2. Simhasana – Lion Pose

Simhasana – Lion Pose

Give your confidence level a good pep up while easing the breath with Simhasana. It is actually a good stress buster too. Stress, many a time, results in bad breath. So, try this.

How to do:

  1. Sit down on the mat on your knees with buttocks resting on the heels.
  2. Separate your knees at hip distance, but keeping calves flat on the mat.
  3. Elongate your spine and back; roll back your shoulders and sit straight.
  4. Let the hands rest on the knees.
  5. Take a deep inhalation and lean your torso slightly forward, still keeping the spine straight.
  6. Stretch open the mouth as well as jaw. Extend the tongue out and fix your gaze at nose tip.
  7. Extend your fingers and tense them.
  8. Hold the posture for one deep inhalation and exhalation.
  9. Relax and come back to initial position.

Repeat 7 times.

3. Sheetali Pranayama – Cooling Breath

Sheetali Pranayama - Cooling Breath

If your bad breath is arising from digestive disorders, then this breathing technique could be your answer. It has appositive impact on your endocrine and nervous system too.

How to do:

  1. Sit in a comfortable cross legged position of your choice, spine and head erect.
  2. Let the hands rest on the thighs.
  3. Open the mouth and curl the tongue inward forming a tube.
  4. Inhale via the tongue for a count of 4.
  5. Exhale via your nostril for a count of 6.
  6. Keep practicing continuously for 5 minutes.

4. Sheetkari Pranayama With Jalandhara Bandha – Hissing Breathing With Chin Lock

Sheetkari Pranayama With Jalandhara Bandha

Zzzzzz… Hey I am not asking you to sleep…. The breathing sound that comes out while practicing this breathing technique is akin to a snake hissing…

How to do:

  1. Sit in a comfortable cross legged position of your choice, spine and head erect.
  2. Let the hands rest on the thighs.
  3. Roll your tongue up in such a way that the upper palate and lower portion of the tongue are in contact.
  4. Clenching the teeth, separate your lips to expose the teeth.
  5. Inhale slowly and fill your abdomen. Inhale a little more filling your chest. Inhale again and fill your neck. Make a hissing sound while inhaling.
  6. Lower the chin to touch the chest and hold in Jalandhara Bandha.
  7. Hold the breath till you feel comfortable.
  8. Release the lock.
  9. Exhale slowly via your nostrils.

This is one round of Sheetkari Pranayama. Practice 10 such rounds.

5. Matsyasana – Fish Pose


People suffering from bad breath due to acute bronchitis, tonsillitis, sinusitis, or any other respiratory tract disorders should practice this yoga pose for relief.

How to do:

  1. Lie down on the yoga mat on your back.
  2. Stretch the legs out fully.
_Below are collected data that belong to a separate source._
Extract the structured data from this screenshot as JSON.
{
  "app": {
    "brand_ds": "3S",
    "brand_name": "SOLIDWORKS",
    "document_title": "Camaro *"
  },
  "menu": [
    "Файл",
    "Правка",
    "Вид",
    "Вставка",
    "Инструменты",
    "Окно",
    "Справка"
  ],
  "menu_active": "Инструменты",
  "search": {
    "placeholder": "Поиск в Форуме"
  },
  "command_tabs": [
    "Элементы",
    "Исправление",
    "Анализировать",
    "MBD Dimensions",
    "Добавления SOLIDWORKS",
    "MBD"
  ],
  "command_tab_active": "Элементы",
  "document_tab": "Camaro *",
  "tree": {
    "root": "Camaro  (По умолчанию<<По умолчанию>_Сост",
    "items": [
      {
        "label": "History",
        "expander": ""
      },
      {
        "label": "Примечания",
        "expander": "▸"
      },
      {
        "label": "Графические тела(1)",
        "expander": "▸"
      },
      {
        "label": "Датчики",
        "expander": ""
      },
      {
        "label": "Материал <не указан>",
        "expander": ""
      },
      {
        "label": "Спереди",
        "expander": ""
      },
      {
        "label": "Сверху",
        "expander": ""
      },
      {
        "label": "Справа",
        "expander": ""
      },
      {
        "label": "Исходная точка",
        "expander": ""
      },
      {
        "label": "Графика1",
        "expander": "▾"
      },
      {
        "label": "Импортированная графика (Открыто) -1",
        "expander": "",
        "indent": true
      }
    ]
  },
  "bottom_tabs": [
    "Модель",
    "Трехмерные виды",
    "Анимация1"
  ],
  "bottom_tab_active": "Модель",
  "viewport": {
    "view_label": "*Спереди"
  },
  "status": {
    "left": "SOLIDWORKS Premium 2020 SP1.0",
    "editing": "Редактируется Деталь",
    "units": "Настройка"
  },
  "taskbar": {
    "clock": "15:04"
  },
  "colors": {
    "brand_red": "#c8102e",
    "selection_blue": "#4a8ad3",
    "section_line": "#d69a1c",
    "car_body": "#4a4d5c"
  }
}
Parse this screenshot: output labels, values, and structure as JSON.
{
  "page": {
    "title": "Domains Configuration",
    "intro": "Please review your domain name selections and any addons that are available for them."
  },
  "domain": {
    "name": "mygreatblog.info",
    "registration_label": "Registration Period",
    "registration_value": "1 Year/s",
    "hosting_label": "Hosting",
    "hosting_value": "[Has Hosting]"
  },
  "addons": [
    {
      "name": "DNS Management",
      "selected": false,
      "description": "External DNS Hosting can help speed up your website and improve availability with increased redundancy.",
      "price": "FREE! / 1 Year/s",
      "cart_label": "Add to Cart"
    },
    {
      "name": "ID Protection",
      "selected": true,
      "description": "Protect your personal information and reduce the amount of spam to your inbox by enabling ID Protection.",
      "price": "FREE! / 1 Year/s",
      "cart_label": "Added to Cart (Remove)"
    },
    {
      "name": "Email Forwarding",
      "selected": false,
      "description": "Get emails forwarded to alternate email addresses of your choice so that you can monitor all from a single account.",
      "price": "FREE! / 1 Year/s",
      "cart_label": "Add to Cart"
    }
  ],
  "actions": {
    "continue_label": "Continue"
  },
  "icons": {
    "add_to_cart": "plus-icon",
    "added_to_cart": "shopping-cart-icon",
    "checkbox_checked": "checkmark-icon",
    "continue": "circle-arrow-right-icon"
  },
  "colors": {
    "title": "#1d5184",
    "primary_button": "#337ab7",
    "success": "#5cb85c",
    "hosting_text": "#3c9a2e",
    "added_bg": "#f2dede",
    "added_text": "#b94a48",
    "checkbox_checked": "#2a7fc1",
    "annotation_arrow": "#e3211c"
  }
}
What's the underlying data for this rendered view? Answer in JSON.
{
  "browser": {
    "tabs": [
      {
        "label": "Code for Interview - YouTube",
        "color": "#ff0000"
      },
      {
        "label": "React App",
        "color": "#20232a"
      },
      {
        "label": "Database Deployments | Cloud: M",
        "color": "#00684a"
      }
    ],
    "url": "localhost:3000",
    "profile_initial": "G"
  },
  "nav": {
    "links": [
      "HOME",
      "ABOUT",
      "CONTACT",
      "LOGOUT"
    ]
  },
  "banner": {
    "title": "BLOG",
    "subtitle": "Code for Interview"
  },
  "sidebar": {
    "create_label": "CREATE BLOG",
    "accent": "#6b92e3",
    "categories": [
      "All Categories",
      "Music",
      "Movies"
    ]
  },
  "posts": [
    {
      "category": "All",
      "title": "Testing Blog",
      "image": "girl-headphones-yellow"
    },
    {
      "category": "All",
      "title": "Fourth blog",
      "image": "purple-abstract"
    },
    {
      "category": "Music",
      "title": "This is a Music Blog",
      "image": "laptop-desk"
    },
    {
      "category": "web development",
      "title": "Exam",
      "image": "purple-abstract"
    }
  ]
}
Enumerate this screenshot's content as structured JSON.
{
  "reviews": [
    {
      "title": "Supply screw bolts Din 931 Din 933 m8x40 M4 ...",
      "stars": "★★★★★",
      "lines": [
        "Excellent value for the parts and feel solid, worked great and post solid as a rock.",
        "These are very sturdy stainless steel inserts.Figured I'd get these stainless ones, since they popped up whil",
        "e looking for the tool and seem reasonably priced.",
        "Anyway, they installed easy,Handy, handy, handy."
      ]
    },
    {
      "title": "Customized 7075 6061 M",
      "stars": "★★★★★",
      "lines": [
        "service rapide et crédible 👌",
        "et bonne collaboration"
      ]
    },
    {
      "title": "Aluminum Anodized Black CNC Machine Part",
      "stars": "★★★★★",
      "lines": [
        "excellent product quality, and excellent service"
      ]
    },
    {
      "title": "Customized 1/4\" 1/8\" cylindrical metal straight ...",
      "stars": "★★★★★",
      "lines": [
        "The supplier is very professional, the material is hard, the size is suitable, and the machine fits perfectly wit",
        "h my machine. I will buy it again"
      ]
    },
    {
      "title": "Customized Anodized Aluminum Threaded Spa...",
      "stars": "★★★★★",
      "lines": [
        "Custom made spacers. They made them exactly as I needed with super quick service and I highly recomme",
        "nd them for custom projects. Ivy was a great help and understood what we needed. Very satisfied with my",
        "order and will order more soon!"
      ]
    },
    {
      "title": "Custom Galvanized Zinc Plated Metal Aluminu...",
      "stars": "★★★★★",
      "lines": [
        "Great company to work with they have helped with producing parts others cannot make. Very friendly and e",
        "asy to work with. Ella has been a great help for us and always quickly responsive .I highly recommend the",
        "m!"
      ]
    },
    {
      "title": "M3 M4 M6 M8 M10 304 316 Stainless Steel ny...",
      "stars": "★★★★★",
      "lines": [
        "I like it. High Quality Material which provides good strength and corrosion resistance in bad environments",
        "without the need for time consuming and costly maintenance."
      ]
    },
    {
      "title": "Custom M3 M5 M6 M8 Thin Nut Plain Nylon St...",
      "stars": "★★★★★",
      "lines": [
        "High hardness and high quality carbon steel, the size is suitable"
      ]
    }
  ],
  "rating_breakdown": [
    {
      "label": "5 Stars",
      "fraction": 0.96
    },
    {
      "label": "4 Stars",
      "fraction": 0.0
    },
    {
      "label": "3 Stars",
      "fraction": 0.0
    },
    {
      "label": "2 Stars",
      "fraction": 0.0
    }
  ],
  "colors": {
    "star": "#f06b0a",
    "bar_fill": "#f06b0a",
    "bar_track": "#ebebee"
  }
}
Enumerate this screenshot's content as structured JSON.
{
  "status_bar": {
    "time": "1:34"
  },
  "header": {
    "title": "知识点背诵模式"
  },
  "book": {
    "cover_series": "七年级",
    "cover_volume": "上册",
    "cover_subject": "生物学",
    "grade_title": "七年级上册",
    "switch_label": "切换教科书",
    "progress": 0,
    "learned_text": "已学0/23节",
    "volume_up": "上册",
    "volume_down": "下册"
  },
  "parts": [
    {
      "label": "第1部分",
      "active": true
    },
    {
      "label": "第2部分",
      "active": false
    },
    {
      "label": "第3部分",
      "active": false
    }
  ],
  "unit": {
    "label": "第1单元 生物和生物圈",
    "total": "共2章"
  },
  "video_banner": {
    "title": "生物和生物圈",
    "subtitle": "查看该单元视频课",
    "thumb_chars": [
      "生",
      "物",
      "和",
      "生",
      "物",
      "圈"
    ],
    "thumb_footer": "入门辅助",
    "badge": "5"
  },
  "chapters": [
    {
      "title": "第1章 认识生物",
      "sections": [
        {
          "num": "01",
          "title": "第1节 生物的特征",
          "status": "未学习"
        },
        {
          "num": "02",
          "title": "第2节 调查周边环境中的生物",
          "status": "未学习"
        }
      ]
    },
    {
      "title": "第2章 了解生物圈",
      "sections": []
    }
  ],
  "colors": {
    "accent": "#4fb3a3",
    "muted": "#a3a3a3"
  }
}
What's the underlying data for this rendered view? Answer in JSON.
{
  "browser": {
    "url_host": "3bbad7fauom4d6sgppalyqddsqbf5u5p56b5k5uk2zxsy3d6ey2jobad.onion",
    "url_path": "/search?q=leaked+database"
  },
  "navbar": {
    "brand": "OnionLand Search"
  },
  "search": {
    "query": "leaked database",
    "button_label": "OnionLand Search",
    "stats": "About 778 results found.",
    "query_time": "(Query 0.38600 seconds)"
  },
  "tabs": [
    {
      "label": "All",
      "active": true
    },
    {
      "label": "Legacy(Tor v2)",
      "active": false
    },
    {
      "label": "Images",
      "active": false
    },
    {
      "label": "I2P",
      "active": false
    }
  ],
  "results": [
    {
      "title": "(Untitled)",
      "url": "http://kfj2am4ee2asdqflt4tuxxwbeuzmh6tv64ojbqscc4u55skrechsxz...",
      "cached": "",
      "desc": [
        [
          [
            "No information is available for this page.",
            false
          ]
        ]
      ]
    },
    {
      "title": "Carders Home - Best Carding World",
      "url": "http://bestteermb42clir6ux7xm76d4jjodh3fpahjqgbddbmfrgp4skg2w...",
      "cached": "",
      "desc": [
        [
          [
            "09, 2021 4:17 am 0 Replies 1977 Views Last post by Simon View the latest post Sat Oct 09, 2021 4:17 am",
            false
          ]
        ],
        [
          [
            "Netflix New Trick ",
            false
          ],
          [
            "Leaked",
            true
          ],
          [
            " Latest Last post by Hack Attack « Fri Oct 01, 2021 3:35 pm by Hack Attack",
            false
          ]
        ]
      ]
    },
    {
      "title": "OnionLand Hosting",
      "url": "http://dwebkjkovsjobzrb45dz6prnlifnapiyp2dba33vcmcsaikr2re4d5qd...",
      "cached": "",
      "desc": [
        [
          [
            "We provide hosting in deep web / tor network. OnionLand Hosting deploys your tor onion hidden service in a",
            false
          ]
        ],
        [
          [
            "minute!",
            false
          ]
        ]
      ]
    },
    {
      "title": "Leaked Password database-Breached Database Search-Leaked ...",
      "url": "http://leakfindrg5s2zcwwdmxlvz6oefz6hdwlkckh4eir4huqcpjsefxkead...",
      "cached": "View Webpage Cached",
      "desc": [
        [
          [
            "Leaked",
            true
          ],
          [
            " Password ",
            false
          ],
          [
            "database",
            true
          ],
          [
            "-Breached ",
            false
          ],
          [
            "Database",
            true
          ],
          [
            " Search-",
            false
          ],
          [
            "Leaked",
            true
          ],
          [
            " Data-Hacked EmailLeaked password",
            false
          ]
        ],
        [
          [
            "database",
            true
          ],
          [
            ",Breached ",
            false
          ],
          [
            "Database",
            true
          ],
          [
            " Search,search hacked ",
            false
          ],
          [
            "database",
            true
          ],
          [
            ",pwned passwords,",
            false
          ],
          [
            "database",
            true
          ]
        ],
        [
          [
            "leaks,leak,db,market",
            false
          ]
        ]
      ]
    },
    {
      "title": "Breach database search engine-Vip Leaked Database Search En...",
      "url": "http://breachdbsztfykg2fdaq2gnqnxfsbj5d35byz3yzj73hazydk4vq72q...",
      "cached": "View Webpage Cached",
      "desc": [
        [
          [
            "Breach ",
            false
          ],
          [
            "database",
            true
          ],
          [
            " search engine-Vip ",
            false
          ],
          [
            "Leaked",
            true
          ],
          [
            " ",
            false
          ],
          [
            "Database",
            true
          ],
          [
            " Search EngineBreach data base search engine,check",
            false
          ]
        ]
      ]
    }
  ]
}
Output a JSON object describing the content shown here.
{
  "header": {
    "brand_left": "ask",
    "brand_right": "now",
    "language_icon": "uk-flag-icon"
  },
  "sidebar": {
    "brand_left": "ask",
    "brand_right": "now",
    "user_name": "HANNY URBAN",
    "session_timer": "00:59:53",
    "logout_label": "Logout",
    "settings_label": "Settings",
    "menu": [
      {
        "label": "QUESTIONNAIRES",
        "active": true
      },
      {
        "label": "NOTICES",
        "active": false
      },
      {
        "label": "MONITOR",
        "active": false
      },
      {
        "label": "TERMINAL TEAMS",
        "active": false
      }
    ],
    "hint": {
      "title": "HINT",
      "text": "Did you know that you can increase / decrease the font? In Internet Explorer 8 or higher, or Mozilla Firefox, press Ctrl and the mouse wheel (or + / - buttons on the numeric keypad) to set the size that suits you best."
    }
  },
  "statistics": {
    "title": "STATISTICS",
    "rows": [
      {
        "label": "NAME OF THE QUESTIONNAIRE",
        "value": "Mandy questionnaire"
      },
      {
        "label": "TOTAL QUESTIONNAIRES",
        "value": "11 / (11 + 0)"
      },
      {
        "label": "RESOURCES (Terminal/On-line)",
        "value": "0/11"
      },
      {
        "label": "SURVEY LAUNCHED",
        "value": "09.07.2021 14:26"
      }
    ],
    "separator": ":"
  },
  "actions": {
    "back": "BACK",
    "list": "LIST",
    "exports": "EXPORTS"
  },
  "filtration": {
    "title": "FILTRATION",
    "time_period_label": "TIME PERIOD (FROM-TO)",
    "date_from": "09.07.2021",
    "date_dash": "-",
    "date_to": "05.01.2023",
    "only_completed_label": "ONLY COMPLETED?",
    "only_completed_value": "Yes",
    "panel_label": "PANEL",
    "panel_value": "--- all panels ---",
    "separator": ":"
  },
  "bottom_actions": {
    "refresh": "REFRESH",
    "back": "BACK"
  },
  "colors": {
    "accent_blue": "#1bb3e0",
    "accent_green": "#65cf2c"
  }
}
Keep the feet in contact, while toes are extended. Keep the hands on either side of the mat.
  3. Inhale, lift your head and gaze at your toes.
  4. Exhale, place your head back in such a way that the crown of the head rests on the floor.
  5. Arch your chest and neck.
  6. Hold the posture for 10 deep breaths.
  7. Inhale and lift your head to gaze at the toes.
  8. Place the head back in initial position and relax.

Do 5 such times.

Along with these yoga poses, you can also try some home remedies for bad breath such as gargling regularly with clove infused water or salt gargle. It is also advisable to stay away from foods and other triggers of bad breath,. Keep practicing and enjoy a fresh breath!